Financially clears scheduled inpatient and outpatient services, including office visits, testing, diagnostic studies, surgeries and procedures, prior to date of service. Financial clearance process encompasses any or all of the following job functions:
• Verifies insurance eligibility and plan benefits. • Contacts patients with inactive insurance coverage to obtain updated insurance information• Validates coordination of benefits between insurance carriers.• Explains insurance plan coverage and benefits to patients, as necessary. • Secures insurance authorizations and pre-certs for patient services both internal and external to Cooper.• Creates referrals for patients having a Cooper PCP. Contacts external PCPs to obtain referrals for patients scheduled with Cooper providers.• Refers patients with less than 100% coverage to Financial Screening Navigators.• Identifies copayment, deductible and co-insurance information.• Collects and processes patient liability payments prior to service.
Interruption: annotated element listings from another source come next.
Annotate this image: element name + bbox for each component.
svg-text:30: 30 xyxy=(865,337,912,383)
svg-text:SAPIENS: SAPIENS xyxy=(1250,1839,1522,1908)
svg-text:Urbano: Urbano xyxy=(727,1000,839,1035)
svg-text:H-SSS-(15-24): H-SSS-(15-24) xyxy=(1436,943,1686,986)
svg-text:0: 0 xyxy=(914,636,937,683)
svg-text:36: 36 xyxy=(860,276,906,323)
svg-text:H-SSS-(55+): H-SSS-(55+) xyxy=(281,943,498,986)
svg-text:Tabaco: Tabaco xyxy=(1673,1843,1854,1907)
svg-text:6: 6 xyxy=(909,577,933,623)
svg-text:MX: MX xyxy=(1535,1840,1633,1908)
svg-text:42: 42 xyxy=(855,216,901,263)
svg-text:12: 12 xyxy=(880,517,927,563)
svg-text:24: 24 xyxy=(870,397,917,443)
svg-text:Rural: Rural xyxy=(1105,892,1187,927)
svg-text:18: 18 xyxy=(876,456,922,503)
Answers a high volume of inbound phone calls in a call center environment, as well as makes any necessary outbound phone calls to payor, providers and patients.
Provides clear and concise documentation in systems.
Communicates daily with insurance companies, internal customers, providers and patients.
Scheduled Days / Hours: M-F 4 hours
High School Diploma required. 2 years insurance verification or registration experience in a hospital or physician office preferred.
Working knowledge of medical insurance plans & products, coordination of benefits guidelines, and requirements for authorizations, pre-certifications and referrals.
Proficiency in working with payor on-line portals, as well as NaviNet, Passport or other third party eligibility systems required.
Experience working in a high volume, inbound call center preferred.
Proficiency in IDX Flowcast, Imagecast, and EPIC EMR systems preferred.